In the last decade of the 20th Century an “Inscribed Buddhist Reliquary” was found from Shinkot in Bajaur which revealed a few names of the Royal family from that period. It is a silver cup with a lid, believed to be originally made in Taxila. From the dates mentioned on it, is calculated between 80 to 90th year of the 1st Century with inscriptions in Kharoshti and Prakrit scripts. The vessel was used by Apraca king Indravarman to enshrine Buddhist relics in a stüpa in Bajaur. Another reliquary, a schist jar, with Kharoshti inscription refers to the same King.
In 1999, a hoard of manuscripts written in Gandhari language was found in the ruins of a monastery in Bajaur. All of them were preserved and read by the Archaeologists in Peshawar. The manuscripts helped in making a dictionary of Gandhari Language.
Just before the Islamic period little information is avaialable for historians, except that it once belonged to the Kingdom of Kapisa. Bajaur remained a route for invaders of Central Asia and in 16thC. Mughal Babur crossed Kemor, faced resistance by the fortified people of this area. He massacred thousands in the strong Fort Gabar of Bajaur. The whole male inhabitants 3000 in number including their chiefs were cruelly put to the sword and a keeping up with the Mughal tradition, piled up their heads to make a victory minaret. The women and children were taken as slaves. He was helped by Dilazak tribal chiefs who served him as guides and directed his vengeance against their deadly enemies theYusufzais. At this time the Sultan of Swat and the Yusufzais sent their envoys to appease the Mughal King. Subsequently, the daughter of Shah Mansoor was exchanged in marriage for peace. Leaving Shah Mansur’s daughter in Bajaur, Babur crossed River Swat and rode towards “Maqam” (Mardan).

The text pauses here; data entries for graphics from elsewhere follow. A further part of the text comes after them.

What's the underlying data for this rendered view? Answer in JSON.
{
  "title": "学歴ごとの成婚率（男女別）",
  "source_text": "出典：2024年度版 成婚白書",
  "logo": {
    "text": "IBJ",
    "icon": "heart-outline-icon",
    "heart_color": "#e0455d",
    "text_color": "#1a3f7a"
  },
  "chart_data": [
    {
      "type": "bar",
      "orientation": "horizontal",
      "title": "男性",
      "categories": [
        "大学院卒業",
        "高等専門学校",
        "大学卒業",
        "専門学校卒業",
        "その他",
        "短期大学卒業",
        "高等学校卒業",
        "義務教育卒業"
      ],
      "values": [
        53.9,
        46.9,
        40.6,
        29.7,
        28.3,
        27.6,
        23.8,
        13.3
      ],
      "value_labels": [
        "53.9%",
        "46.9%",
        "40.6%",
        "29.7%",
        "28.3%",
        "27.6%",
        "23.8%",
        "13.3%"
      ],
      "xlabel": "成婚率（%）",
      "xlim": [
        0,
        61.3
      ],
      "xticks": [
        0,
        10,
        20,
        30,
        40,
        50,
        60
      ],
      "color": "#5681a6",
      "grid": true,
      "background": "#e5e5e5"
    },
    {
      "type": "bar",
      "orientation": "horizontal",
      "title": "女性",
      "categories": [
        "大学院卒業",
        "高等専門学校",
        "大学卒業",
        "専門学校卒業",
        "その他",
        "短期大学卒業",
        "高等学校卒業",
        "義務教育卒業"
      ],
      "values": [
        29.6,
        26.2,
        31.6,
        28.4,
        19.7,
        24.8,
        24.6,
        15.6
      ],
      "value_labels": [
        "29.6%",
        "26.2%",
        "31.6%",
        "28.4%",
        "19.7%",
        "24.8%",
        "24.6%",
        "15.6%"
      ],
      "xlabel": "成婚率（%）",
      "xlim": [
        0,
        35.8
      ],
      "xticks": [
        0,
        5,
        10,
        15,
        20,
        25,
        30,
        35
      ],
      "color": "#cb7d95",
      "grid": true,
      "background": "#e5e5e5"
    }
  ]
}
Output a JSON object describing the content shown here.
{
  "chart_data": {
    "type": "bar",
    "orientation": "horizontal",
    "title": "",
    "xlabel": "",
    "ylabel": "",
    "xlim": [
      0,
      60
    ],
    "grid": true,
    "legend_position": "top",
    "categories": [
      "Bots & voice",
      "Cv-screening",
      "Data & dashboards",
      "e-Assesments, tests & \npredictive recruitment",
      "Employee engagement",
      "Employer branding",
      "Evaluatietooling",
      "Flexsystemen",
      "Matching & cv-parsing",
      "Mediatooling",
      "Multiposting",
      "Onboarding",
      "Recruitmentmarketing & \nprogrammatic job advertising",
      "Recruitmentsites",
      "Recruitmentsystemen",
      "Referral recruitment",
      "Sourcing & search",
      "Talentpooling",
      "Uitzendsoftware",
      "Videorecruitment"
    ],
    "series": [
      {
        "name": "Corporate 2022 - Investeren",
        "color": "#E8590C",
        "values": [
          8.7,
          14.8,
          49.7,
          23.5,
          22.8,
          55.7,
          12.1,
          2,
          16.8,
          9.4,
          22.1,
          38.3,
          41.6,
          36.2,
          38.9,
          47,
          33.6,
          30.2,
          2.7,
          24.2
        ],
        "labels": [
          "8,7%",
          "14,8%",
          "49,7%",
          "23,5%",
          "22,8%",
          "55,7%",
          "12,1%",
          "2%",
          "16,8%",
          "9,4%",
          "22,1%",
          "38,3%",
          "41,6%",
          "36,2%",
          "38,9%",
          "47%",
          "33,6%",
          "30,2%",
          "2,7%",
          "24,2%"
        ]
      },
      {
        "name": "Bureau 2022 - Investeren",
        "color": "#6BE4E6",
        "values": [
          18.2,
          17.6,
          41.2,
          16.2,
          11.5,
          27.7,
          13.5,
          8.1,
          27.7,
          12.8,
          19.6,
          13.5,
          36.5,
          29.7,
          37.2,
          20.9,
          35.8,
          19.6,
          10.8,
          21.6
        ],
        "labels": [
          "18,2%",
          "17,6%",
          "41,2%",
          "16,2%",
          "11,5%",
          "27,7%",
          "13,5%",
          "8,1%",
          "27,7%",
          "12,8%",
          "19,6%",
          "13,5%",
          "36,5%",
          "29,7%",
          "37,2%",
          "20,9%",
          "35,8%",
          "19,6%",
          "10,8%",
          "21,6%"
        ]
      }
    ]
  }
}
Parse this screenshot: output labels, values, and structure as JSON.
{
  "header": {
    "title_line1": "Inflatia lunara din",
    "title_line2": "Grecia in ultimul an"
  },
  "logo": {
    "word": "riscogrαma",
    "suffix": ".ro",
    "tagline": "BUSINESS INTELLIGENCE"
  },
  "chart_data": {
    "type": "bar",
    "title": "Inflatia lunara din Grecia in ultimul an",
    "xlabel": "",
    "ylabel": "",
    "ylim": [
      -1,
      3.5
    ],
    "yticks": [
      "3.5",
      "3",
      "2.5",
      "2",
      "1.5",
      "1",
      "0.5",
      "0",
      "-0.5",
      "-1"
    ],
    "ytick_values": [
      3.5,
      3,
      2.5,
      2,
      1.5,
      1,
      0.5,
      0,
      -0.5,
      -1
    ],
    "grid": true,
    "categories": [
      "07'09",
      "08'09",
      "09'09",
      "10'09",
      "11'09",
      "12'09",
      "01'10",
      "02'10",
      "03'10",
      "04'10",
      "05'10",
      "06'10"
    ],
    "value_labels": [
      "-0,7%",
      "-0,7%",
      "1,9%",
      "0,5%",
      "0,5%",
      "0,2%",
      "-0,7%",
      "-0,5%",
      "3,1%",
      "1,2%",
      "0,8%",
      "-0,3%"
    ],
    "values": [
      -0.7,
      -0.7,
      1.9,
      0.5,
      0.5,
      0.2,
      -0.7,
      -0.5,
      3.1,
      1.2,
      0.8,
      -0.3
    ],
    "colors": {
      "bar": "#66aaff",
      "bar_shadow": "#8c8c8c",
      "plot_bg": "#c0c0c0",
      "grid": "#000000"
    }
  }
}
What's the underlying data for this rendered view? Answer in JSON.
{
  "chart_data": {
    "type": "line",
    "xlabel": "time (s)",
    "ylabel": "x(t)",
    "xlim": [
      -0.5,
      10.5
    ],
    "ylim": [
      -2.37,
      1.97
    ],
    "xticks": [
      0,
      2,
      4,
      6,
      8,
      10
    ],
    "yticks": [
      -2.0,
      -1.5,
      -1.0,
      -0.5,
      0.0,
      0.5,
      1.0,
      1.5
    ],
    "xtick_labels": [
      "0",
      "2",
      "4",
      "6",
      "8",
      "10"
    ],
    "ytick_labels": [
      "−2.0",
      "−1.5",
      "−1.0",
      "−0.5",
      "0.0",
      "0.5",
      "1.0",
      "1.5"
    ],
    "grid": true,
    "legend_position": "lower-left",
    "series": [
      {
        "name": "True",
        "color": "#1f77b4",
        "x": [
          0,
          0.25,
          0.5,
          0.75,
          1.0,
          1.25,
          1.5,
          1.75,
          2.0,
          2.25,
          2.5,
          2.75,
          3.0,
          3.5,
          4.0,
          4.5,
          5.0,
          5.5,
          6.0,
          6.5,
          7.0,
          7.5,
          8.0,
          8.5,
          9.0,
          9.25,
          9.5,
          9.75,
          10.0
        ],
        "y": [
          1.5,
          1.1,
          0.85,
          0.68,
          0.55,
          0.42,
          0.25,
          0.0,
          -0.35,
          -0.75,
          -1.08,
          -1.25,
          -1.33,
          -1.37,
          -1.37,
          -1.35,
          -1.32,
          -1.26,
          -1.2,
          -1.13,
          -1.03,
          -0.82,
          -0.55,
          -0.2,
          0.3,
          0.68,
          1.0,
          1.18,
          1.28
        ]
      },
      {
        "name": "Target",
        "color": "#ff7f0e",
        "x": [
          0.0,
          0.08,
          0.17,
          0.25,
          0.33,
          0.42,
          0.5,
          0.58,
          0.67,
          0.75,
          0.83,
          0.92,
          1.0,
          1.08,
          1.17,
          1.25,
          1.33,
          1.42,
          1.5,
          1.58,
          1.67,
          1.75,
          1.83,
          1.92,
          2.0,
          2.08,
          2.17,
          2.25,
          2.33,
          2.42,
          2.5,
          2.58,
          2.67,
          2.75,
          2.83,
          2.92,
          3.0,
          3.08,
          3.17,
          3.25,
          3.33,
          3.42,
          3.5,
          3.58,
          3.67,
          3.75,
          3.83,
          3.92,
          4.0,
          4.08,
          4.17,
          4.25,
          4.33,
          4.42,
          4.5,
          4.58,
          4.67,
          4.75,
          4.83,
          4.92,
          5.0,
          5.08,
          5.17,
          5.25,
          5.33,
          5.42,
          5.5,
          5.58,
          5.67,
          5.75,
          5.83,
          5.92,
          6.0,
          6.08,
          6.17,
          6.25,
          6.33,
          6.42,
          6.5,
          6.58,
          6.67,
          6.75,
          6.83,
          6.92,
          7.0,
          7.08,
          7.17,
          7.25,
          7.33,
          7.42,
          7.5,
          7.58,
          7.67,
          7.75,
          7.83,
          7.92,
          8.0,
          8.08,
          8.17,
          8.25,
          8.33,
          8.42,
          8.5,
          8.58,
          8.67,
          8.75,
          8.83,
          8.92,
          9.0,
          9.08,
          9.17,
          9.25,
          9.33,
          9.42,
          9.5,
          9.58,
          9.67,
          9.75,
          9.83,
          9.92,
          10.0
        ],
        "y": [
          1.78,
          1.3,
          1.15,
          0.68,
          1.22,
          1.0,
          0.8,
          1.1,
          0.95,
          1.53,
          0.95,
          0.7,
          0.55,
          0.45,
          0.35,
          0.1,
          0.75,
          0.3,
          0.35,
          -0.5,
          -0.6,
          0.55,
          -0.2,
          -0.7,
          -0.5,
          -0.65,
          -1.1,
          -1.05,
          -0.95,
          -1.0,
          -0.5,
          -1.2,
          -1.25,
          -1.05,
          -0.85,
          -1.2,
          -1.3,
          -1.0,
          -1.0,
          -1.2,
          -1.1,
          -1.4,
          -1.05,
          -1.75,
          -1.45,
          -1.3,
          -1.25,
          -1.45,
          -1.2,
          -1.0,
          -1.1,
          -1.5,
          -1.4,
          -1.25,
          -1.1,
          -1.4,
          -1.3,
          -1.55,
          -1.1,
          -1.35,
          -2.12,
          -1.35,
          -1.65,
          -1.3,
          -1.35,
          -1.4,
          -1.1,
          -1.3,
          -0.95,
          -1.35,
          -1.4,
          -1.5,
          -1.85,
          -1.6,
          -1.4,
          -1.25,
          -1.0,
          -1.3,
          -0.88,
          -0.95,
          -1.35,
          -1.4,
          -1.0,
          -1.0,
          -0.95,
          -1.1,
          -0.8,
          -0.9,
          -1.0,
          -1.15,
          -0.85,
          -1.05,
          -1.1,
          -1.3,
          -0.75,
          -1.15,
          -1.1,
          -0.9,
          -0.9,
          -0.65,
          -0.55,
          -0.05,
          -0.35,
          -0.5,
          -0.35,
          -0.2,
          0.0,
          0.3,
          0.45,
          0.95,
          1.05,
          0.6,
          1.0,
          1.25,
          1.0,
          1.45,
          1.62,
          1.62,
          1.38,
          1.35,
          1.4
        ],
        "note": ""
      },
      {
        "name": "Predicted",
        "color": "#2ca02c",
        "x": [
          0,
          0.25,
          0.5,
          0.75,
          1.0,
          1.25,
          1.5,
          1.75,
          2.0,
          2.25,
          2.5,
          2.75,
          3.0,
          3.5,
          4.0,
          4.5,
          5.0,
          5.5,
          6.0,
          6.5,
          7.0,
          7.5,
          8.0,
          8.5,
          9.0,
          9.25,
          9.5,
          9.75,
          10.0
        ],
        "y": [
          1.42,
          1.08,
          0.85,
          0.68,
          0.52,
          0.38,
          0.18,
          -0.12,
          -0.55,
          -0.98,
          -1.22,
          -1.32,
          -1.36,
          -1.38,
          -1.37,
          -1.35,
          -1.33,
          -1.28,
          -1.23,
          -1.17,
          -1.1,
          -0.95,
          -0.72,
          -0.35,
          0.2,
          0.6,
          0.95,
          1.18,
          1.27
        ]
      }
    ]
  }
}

Bajaur is inhabited by a number of clans of Tarkalanri tribe, i.e Loi and Wur Mamund, Gigiani, Salarzai. To the south of Bajour is the wild mountain district of the Mohmands. To the east, beyond the Panjkora river, are the hills of Swat, dominated by another Pathan group. To the north is an intervening watershed between Bajour and the small state of Dir and it is over this watershed and through the valley of Dir that the new road from Malakand and the Punjab runs to Chitral.
The drainage of Bajour hills flows eastwards, starting from the eastern slopes of the dividing ridge which overlooks the Kunar and terminating in the Panjkora river. The drainage has given the name Nawagai (drainage in Pashto) to another chief town of Bajour. It is the smallest of the Federally Administered Tribal Agencies and strategically important region on the Afghan border with a non ending conflict.
Its beautiful green trees were chopped by the government so that the insurgents don’t use them as hiding places. People living here are killed but there are no Skull minarets because it is 21st century now and the Schist Jar found in Bajaur is in the Metropolitan Museum of Art, New York.